Os contribuintes paranaenses não devem ser afetados pelo ‘‘bug’’ do milênio. É que 30% do sistema de informática do Estado já foi adaptado para a virada das datas no ano 2000 e a previsão é de que o trabalho termine em julho do ano que vem. Essa adaptação vai evitar que os computadores ‘reconheçam’ a data como 1900, deixando de processar cobranças e pagamentos. Mas as empresas devem se apressar para fazer o mesmo, pois os profissionais estão sendo ‘‘exportados’’ para fazer esse trabalho em outros países.
A neutralização do sistema do Estado é feita pela Companhia de Informática do Paraná (Celepar).
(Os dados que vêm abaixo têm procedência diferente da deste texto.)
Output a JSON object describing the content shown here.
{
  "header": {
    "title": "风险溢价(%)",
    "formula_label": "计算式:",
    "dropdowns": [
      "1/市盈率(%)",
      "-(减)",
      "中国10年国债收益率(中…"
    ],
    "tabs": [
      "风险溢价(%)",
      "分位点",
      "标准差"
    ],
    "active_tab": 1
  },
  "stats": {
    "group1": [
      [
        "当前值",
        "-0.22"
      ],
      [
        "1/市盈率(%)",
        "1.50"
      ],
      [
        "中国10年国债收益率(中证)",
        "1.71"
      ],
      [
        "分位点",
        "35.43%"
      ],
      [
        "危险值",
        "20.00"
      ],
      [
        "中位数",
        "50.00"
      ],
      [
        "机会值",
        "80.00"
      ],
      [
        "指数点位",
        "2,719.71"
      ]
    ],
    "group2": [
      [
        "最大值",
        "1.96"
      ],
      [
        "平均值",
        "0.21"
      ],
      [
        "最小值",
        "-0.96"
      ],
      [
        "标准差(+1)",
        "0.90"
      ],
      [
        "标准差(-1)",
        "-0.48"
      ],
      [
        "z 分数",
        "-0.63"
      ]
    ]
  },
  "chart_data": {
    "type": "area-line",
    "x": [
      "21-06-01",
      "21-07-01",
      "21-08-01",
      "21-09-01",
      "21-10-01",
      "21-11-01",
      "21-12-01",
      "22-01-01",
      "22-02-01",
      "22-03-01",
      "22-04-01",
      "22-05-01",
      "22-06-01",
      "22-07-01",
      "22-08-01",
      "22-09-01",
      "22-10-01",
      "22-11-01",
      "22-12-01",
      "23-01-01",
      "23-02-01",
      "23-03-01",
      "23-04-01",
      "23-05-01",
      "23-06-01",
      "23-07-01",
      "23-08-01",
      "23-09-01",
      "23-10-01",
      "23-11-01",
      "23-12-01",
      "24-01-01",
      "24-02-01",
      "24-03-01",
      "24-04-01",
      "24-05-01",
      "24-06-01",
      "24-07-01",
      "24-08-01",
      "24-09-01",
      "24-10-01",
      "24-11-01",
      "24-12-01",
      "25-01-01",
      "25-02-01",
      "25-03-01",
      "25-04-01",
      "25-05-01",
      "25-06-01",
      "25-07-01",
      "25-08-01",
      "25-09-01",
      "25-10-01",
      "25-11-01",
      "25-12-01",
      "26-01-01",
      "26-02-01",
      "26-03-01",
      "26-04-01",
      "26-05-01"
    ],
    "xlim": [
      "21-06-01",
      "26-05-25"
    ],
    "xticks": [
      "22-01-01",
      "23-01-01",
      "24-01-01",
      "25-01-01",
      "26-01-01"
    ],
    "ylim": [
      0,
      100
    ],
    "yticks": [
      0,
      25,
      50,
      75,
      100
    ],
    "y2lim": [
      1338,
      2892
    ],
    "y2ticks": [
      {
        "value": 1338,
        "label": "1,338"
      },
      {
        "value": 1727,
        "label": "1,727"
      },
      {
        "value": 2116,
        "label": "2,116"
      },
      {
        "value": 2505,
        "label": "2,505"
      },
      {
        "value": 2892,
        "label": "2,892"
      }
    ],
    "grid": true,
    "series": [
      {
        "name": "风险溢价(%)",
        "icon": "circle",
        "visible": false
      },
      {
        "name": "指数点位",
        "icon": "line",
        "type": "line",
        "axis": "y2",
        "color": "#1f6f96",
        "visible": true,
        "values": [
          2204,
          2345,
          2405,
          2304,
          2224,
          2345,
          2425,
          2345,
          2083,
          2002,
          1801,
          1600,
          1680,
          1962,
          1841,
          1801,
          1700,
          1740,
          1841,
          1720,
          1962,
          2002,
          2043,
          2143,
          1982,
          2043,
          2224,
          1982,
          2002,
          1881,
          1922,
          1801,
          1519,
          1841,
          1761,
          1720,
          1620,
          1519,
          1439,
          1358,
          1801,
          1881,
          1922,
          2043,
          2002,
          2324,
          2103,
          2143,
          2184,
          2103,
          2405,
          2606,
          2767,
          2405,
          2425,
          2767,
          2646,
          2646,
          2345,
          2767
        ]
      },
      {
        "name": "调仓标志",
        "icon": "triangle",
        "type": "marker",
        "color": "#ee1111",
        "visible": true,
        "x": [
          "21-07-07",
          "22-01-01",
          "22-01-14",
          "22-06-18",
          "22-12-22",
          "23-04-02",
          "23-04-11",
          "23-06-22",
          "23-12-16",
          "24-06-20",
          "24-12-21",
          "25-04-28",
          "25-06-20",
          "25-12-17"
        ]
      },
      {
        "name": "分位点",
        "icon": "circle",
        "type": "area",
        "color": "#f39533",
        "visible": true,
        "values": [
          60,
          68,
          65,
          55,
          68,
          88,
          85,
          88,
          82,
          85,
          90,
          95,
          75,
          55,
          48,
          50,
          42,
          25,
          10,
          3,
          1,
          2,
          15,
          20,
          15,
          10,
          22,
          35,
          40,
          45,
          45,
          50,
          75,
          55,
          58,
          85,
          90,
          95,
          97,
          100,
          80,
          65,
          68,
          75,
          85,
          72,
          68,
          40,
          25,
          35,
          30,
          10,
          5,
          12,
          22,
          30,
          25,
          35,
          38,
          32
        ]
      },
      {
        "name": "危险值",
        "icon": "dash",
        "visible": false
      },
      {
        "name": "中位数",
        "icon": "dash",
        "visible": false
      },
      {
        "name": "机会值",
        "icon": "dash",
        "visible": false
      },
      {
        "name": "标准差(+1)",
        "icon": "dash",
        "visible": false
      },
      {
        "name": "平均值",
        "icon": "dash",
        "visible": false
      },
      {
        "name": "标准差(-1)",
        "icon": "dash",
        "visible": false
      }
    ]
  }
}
Segundo o diretor técnico e presidente em exercício da Celepar, Danilo Scalet, ‘‘o processo deve terminar até julho de 1999 a um custo de U$ 10 milhões para os cofres públicos’’.
Scalet acredita que a pouca preocupação de algumas empresas em relação ao problema pode causar prejuízos e até mesmo ‘quebrar’ algumas delas se o assunto não for tratado com urgência. Segundo o diretor, os bancos, as financeiras e as seguradoras devem ser os principais afetados pela mudança, entretanto as médias e até mesmo as pequenas empresas também devem ser atingidas. Estes usuários devemprocurar a empresa que desenvolveu os programas específicos, para se informar se o programa está adaptado ou não para a virada do século.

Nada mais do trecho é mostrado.